Морозило, видно, крепко: стоило перевести дух, окошко тотчас затягивалось наледью, а на рыси и без того трудно было что-нибудь разглядеть толком. Но странно было бы прокатиться по Петербургу, никого не повстречав. Александр Ханыков упорно дышал на оконное стекло, пока вдруг не почудилось ему что-то знакомое в фигурке студента, кутавшегося в воротник шинели. Никак, Татарцев! За боковые ремни Ханыков рванул было стекло, да примерзло, проклятое. Он тряс его, дергал вверх, вниз и, наконец, поднажав, своего добился, но Татарцев уже был далеко, а мороз разом выстудил карету. Тут только покосился Ханыков на безгласного своего стража. Тот словно не замечал ничего, и Ханыков, прикрывшись от ветра сторкою, оставил окно открытым. Жаль было, что Татарцева упустил, но, однако, на такой рыси что крикнуть успел бы? Помахал бы — и все… Получил ли Татарцев его письмо из крепости, вот что важно. И исполнил ли просьбу выкупить в университете литографированные курсы, на которые он подписался? И потом, он оставил у служителя при шинелях на главном подъезде записки по технологии, и Татарцев должен был взять их — так взял ли? Книг, какие просил, Ханыков от него не получил, но книги, хоть и ученые, могли запретить, этого вполне можно было ожидать от скалозубов в генеральских чинах, но неужели даже письмо не отослали? Или, быть может, Татарцев сробел? Нарочно его, не кого другого просил, ни о чем, кроме ученья, не думает, на лучшем счету у начальства, не то что сам Ханыков, за неблагонадежность уволенный из университета и принятый потом лишь вольнослушающим. К счастью, не много было таких, как Татарцев, во всяком случае, среди хорошо Ханыкову знакомых. А вообще-то знал Ханыков едва не половину университета.

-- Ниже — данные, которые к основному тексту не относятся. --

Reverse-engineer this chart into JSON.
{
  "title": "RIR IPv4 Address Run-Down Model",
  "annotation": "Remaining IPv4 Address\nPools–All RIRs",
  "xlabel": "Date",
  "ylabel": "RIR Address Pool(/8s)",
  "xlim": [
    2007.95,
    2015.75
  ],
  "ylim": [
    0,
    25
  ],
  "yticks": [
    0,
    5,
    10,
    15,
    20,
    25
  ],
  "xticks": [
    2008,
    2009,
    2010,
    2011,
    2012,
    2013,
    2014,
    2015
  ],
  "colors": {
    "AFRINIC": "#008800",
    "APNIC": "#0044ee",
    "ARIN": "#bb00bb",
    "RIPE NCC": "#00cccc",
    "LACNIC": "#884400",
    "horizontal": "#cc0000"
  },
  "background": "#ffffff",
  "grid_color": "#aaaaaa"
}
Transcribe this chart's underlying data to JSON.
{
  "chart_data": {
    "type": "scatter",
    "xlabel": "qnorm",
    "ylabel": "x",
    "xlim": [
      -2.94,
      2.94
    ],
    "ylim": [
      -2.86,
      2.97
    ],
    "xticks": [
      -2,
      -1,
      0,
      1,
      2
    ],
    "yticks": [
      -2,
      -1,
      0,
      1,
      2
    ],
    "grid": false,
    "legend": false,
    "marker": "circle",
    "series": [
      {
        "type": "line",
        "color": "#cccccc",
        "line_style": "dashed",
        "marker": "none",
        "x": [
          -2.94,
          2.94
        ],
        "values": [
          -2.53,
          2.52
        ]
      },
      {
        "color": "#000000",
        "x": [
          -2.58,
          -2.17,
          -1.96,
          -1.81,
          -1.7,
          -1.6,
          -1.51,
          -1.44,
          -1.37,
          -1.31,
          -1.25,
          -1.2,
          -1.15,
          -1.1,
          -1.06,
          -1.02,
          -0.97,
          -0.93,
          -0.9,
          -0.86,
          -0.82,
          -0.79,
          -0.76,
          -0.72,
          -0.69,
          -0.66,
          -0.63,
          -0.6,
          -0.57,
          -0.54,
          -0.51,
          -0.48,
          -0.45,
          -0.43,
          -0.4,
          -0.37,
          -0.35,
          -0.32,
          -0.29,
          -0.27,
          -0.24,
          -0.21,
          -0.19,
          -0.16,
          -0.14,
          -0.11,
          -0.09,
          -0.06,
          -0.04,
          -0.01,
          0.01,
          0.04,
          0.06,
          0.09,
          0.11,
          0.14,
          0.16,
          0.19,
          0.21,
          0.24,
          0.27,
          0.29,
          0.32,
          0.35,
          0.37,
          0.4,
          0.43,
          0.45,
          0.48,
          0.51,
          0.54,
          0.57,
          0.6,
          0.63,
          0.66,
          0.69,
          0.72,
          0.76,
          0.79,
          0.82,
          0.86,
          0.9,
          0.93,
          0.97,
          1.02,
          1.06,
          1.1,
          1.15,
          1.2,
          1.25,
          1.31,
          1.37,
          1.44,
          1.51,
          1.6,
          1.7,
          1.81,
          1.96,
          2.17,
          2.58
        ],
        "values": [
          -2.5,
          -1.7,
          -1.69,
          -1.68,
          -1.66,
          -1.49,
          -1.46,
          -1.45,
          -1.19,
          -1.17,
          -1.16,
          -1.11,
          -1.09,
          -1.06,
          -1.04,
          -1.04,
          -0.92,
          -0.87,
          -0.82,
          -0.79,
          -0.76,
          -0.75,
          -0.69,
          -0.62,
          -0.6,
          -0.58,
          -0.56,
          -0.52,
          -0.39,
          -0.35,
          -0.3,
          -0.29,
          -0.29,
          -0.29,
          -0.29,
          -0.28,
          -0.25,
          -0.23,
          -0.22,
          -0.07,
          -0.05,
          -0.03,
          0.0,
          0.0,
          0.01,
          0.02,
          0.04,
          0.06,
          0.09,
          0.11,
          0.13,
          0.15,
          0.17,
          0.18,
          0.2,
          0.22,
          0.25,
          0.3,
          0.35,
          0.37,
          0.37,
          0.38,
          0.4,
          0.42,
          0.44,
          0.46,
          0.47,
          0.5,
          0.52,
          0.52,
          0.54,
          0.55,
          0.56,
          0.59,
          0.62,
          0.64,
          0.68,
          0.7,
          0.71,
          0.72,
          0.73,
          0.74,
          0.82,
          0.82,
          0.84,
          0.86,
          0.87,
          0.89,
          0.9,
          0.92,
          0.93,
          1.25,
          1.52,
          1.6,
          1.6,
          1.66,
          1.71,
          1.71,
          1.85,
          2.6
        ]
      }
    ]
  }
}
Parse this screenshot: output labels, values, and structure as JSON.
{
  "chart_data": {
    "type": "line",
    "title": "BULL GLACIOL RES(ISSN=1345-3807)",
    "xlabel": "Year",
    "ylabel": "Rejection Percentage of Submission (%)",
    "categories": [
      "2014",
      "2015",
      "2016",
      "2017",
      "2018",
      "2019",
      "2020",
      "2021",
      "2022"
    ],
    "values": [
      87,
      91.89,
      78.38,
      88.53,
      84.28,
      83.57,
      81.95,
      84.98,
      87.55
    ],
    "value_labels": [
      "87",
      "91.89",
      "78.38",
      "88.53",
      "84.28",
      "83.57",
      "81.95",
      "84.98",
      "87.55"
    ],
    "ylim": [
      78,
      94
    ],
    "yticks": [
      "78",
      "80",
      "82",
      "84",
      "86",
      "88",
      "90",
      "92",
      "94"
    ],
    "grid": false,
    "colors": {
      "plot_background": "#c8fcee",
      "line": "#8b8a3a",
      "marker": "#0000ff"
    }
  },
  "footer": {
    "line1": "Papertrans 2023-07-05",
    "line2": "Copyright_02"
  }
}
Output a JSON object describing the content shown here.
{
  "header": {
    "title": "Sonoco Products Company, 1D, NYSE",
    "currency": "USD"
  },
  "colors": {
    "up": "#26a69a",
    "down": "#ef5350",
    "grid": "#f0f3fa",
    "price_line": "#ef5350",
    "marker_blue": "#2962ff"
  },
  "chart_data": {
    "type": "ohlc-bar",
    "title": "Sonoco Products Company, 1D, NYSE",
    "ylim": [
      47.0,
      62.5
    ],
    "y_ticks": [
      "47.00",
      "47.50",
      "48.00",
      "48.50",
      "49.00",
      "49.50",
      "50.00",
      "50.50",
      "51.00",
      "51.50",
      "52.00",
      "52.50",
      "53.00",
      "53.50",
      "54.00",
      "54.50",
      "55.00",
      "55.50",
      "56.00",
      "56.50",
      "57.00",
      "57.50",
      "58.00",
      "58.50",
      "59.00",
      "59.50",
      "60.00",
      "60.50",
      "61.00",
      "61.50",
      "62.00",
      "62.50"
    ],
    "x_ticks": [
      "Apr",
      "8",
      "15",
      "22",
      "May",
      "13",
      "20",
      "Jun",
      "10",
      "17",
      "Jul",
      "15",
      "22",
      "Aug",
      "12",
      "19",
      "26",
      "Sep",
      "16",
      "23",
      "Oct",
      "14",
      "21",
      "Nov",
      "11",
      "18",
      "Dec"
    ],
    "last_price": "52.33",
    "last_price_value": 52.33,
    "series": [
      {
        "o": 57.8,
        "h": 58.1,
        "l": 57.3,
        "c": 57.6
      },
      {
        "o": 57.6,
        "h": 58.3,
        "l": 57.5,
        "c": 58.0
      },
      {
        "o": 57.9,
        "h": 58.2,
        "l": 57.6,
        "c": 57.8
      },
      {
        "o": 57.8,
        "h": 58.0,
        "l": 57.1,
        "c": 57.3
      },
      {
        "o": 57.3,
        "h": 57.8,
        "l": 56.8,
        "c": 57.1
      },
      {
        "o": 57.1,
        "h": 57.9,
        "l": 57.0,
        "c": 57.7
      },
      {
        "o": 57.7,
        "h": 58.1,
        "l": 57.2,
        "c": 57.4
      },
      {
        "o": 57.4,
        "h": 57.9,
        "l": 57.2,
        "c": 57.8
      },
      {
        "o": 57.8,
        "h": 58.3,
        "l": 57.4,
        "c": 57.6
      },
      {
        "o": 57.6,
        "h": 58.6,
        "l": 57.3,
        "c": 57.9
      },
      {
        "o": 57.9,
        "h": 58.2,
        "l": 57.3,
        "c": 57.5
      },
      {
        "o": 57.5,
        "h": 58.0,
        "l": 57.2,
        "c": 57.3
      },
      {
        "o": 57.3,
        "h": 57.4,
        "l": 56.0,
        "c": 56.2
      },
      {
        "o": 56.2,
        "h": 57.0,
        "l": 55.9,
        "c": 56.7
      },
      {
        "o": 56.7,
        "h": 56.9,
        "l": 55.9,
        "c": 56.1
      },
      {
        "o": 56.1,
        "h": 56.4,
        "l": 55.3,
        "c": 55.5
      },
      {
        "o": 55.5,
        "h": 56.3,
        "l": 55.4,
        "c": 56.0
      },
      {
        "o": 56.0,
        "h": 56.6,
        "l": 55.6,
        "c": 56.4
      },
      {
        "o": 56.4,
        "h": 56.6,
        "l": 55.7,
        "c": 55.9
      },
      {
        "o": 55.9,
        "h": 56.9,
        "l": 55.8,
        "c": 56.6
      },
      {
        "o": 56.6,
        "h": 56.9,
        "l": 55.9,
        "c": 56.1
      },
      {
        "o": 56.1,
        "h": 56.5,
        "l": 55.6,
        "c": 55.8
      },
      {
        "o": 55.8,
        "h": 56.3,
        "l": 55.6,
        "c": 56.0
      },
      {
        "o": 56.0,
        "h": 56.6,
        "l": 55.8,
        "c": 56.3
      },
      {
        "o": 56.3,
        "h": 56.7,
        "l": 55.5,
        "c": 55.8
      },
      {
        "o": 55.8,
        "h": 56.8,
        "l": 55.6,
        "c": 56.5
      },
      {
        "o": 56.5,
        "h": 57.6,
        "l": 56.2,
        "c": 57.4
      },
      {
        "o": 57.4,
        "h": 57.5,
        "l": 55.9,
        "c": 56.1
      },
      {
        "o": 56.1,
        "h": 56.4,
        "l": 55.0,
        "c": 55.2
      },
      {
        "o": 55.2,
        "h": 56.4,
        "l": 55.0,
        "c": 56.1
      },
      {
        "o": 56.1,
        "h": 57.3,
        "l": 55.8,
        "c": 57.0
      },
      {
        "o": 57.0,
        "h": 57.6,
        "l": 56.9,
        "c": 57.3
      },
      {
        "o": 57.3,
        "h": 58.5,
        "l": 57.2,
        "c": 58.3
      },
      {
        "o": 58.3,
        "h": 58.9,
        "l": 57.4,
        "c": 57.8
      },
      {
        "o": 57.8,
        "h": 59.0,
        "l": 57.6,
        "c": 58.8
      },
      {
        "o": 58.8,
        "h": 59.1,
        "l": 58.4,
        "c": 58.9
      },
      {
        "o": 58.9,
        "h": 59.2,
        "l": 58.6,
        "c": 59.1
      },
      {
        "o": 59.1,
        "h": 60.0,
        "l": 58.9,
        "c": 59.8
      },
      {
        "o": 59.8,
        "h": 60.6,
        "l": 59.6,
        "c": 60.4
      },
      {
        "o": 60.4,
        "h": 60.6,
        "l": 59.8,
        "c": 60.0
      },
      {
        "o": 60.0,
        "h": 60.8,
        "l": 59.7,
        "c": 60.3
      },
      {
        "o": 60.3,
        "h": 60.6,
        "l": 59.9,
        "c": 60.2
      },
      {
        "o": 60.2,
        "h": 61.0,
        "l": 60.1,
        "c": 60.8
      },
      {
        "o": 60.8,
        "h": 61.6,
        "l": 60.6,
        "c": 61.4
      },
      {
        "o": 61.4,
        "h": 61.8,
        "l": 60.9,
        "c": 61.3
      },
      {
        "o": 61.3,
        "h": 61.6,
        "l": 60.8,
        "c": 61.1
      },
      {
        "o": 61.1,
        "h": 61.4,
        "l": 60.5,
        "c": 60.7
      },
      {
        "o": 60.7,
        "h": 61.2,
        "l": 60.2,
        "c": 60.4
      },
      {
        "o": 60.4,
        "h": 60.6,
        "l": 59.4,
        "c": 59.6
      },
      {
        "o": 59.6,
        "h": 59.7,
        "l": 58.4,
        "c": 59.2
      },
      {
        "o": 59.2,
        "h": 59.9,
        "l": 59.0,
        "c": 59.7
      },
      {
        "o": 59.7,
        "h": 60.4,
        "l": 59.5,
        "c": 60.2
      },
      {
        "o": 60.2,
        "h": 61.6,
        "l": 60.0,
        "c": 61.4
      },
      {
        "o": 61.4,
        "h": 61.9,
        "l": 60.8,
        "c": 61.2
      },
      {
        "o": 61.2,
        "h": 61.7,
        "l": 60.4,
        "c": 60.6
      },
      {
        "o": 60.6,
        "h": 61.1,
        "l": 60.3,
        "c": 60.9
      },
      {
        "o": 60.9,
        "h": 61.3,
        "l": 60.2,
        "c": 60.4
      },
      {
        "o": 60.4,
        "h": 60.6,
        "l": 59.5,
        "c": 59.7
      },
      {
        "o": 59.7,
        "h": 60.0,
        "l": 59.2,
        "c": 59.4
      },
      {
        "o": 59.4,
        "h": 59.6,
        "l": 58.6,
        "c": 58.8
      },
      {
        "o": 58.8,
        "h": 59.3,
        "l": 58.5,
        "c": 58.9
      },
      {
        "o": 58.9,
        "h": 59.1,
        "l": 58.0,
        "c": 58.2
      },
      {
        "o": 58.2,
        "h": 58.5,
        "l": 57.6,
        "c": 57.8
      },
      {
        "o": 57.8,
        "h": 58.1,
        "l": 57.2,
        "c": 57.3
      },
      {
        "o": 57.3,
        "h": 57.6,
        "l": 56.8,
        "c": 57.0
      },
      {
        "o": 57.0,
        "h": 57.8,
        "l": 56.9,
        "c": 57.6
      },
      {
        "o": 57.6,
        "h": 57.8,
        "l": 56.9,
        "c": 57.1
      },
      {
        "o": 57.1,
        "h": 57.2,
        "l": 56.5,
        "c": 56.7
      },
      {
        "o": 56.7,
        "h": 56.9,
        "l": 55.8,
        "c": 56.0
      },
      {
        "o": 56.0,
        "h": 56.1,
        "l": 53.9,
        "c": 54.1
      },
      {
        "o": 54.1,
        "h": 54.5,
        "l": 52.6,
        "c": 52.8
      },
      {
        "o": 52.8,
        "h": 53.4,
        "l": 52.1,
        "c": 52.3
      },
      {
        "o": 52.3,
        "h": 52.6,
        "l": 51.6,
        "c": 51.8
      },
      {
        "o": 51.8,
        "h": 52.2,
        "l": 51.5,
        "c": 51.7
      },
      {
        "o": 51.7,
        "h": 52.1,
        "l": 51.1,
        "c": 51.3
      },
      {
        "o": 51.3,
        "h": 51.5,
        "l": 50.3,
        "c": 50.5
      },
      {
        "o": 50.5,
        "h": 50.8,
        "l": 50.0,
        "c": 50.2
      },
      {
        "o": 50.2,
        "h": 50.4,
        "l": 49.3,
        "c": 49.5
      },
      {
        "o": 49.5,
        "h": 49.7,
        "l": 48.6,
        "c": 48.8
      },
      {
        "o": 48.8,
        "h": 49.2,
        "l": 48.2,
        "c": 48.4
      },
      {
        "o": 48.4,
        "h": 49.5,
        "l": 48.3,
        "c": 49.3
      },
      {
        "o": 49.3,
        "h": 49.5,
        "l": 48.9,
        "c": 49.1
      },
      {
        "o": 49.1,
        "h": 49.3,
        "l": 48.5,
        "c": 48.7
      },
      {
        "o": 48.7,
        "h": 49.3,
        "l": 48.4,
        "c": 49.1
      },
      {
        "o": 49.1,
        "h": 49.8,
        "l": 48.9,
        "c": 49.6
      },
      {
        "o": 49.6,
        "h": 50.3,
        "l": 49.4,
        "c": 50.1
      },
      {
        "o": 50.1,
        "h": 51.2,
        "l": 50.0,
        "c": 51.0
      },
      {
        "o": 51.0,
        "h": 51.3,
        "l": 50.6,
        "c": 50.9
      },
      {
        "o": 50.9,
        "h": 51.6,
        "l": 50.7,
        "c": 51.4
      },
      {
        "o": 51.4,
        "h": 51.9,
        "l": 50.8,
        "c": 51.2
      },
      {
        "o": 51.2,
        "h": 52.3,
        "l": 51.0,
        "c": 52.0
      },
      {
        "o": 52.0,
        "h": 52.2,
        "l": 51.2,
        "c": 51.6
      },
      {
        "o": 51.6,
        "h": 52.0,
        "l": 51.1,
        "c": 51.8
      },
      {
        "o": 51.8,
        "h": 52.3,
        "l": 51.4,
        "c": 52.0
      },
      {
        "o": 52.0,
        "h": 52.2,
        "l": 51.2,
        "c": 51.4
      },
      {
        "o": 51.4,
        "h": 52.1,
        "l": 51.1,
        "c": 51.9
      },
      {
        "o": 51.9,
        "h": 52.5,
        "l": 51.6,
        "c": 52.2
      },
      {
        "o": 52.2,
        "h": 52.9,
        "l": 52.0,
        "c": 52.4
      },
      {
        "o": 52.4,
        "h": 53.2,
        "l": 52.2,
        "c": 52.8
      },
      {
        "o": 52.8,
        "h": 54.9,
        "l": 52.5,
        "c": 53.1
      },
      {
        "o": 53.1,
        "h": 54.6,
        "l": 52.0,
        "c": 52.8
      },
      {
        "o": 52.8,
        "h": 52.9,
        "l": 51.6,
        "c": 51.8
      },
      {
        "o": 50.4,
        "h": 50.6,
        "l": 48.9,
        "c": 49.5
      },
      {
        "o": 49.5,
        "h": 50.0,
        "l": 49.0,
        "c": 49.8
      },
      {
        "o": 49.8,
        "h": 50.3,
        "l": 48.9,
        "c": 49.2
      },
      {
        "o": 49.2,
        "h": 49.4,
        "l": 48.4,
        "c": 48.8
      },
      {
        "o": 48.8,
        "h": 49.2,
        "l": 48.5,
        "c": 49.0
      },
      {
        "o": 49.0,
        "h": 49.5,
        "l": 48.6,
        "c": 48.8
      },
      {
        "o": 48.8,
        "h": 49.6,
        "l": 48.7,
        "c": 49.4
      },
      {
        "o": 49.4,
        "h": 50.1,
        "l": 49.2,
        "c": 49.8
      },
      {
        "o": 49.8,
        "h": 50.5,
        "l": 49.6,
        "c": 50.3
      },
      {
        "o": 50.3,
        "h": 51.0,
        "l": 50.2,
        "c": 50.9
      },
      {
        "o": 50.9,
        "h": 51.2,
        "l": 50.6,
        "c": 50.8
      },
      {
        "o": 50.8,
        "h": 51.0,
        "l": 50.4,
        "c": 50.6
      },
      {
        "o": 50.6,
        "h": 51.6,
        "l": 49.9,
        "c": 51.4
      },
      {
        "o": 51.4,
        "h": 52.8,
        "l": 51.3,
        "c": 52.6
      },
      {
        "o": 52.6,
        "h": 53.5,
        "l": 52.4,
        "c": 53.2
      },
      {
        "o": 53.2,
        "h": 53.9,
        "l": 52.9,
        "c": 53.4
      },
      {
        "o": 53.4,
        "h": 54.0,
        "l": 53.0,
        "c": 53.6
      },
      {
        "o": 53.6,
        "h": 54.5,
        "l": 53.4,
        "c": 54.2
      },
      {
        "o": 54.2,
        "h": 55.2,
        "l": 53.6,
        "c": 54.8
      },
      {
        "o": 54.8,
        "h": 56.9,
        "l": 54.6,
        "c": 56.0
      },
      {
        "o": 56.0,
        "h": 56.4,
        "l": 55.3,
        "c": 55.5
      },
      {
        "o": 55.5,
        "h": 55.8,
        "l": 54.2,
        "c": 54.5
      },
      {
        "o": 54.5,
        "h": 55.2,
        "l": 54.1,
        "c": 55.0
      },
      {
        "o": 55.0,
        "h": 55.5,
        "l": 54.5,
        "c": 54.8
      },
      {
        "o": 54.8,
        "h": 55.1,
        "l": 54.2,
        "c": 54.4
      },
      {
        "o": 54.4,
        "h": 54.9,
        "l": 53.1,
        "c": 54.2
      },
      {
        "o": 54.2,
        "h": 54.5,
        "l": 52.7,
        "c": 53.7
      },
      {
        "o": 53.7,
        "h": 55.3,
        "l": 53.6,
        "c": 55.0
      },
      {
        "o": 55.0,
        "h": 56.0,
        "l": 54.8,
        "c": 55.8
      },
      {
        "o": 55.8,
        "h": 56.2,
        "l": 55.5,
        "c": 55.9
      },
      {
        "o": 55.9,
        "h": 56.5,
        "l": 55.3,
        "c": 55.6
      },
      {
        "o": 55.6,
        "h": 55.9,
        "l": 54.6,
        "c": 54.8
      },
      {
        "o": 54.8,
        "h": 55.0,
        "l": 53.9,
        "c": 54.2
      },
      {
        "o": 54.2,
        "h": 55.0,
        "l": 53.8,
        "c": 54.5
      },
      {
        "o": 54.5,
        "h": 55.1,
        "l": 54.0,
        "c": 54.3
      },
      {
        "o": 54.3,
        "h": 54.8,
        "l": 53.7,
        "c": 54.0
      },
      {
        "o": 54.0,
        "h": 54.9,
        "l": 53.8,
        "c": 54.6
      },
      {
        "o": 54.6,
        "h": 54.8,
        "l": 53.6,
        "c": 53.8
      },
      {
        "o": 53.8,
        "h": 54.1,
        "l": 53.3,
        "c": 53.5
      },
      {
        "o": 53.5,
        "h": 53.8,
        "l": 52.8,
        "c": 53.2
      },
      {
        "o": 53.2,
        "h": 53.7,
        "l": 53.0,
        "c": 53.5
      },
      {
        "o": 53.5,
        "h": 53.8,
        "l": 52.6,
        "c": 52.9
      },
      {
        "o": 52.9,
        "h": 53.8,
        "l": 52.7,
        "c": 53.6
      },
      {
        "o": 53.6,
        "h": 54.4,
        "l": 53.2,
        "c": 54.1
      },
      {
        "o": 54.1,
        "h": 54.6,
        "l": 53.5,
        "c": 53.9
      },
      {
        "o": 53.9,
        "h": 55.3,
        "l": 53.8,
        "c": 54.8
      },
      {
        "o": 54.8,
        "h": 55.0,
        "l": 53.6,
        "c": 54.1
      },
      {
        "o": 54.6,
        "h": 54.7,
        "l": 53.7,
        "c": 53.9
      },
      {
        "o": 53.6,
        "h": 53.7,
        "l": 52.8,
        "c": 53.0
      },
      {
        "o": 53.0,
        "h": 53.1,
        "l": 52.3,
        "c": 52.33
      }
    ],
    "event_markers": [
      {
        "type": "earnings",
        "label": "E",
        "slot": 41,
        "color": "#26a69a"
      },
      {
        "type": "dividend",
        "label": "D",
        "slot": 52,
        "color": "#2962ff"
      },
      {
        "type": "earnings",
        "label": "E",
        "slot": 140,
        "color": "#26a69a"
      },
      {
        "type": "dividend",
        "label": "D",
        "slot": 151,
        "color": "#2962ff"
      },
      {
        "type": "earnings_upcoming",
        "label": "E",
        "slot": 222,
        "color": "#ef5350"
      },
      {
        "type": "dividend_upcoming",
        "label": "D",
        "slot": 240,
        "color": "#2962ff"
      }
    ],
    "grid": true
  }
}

В петербургских студентах раздражало обезьянничество с германских, самые названия буршей, фуксов, вызовы по пустякам на дуэль, и дуэли эти, такие же пустячные, как и поводы к ним. Ханыков открыто смеялся надо всей этой глупостью, и если являлся кто со словами: «Вам посылает такой-то дурака» — формула означала вызов на дуэль, — то он осматривал посыльного с головы до ног и отвечал, что с дураками не имеет привычки знакомиться… Если сам он знал половину университета, то его, отчасти благодаря таким выходкам, знал, наверное, весь.
Разумеется, среди студентов встречались и посерьезнее люди. Поселить в их кругу социальные идеи Ханыков считал очень важным. И в этом Ханыкова всегда одобрял Михаил Васильевич Петрашевский. Познакомился с ним Ханыков у Плещеева, тогда студента-восточника, при поступлении в университет. Желание учиться, призыв к тому — вот чем поначалу увлек Петрашевский вчерашнего гимназиста, возбужденного историческим чтением и героя своего видевшего в Великом Петре, который учился и преобразовывал всю жизнь… «Будем взаимно, товарищественно образовываться, и тогда мы преобразуем себя, других, целое общество». Слова Михаила Васильевича упали на добрую почву. И вчерашний гимназист, благополучно сочетав в своем понятии систему Фурье с реформами Петра и в том провидев будущность России, уже не мог по натуре своей не увлекать за собою других. Даже тем, кого знал на здравствуй и прощай, говорил без конца про Фурье, а зацепив, заохотив, — давал книги.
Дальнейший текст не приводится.